In reviewing the complaint, the court observed that while the list of 15 allegations in the bad faith count was long, it only pleaded “essentially conclusory acts and omissions,” which are insufficient to make out a plausible bad faith cause of action. These flawed allegations included:

a) “failing to objectively and fairly evaluate Plaintiffs’ claim”; b) “failing to objectively and fairly reevaluate Plaintiffs’ claim based on new information”; c) “engaging in dilatory and abusive claims handling”; d) “failing to adopt or implement reasonable standards in evaluating Plaintiffs’ claim”; e) “acting unreasonably and unfairly in response to Plaintiffs’ claim”; f) “not attempting in good faith to effectuate a fair, prompt, and equitable settlement of Plaintiffs’ claim in which the Defendant’s liability under the policy had become reasonably clear”; g) “subordinating the interests of its insured and those entitled under its insureds’ coverage to its own financial monetary interests”; h) “failing to promptly offer reasonable payment to the Plaintiffs”; i) “failing reasonably and adequately to investigate Plaintiffs’ claim”; j) “failing reasonably and adequately to evaluate or review the medical documentation in Defendant’s possession”; k) “violating the fiduciary duty owed to the Plaintiffs”; l) “acting unreasonably and unfairly by withholding underinsured motorist benefits justly due and owing to the Plaintiffs”; m) “failing to make an honest, intelligent, and objective settlement offer”; n) “causing Plaintiffs to expend money on the presentation of their claim”; and o) “causing the plaintiffs to bear the stress and anxiety associated with litigation.”

Beyond these conclusory allegations, the bad faith count was “devoid of facts explaining ‘who, what, where, when, and how’ Defendant failed to handle Plaintiffs’ UIM claim in good faith.”

The court did scour the complaint for facts. However, those facts did “not detail which of Defendant’s acts or omissions constitute bad faith, separately or in conjunction with others.” All those facts amounted to was that the insured was (1) injured in a motor vehicle accident, (2) the tortfeasor’s liability limit did not cover all of the insured’s injury claims, (3) the insured submitted his claim to his UIM carrier, and (4) the claim made has not been paid.

“While such facts might be sufficient to plead a claim for breach of contract, they are insufficient to support a claim of bad faith under the Pennsylvania statute. Simply put, requiring the Court to infer bad faith through Defendant’s ‘failure to immediately accede to a demand [under an insurance policy] cannot, without more, amount to bad faith.’”

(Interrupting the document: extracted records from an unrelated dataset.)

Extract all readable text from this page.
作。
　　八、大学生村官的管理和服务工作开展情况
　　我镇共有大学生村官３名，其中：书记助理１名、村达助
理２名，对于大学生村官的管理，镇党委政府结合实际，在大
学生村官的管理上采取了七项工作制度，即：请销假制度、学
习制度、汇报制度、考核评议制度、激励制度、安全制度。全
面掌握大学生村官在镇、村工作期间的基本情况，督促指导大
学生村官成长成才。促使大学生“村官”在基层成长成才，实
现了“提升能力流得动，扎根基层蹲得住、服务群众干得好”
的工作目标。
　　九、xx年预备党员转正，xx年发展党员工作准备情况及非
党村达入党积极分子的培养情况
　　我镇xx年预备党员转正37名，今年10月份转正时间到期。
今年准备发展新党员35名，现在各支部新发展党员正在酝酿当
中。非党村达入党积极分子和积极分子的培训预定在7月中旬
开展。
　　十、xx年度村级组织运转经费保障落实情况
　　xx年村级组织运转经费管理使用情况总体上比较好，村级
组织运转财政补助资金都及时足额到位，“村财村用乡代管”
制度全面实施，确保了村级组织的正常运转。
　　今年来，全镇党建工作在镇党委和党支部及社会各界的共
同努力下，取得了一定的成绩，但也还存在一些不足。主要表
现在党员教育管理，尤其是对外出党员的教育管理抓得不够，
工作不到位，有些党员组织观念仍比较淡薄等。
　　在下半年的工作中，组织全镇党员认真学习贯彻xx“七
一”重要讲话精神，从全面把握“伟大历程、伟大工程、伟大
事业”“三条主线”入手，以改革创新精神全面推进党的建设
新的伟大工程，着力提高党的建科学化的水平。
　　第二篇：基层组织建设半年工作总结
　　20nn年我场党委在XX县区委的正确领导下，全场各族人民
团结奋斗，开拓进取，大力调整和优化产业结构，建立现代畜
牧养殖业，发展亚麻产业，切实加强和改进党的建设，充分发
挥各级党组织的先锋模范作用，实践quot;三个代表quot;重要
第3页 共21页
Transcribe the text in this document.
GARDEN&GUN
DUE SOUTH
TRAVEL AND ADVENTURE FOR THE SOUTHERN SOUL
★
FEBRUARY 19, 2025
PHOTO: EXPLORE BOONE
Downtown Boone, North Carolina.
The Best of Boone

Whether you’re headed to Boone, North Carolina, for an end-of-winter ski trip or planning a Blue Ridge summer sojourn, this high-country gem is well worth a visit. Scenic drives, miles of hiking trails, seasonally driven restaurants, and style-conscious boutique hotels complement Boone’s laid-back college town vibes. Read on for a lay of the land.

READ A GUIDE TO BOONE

Plaintiff’s citation to documents in his pleadings did not cure this problem. These documents simply show there may be some merit to the UIM claim, but do not show the “where, when and how” of a bad faith claim. These documents do not show how the denial was unreasonable or that that the allegedly unreasonable denial was knowing or reckless.

Again, the complaint simply amounted to an argument that bad faith should be inferred from the carrier’s refusing the insured’s demand. This is not enough.

There is no fiduciary duty in the UIM context

The court also struck all references in the complaint to breaches of fiduciary duty. The court rejected the notion that an insurer bears a fiduciary duty to the insured in all circumstances. Rather, while there may be a fiduciary duty in the context of third party claims against the insured, there is no such duty in first party claims, such as UIM claims.

Compensatory damages cannot be recovered under the Bad Faith Statute

Pennsylvania’s Bad Faith Statute only allows for recovery of punitive damages, interest, attorney’s fees, and costs. It essentially provides for additional remedies other than compensatory damages, which must be recovered under other theories, principally breach of contract.

Date of Decision: September 9, 2019

Ream v. Nationwide Property & Casualty Insurance Co., NAIC, U.S. District Court Western District of Pennsylvania No. 2:19-cv-00768, 2019 U.S. Dist. LEXIS 152870, 2019 WL 4254059 (W.D. Pa. Sept. 9, 2019) (Hornak, J.)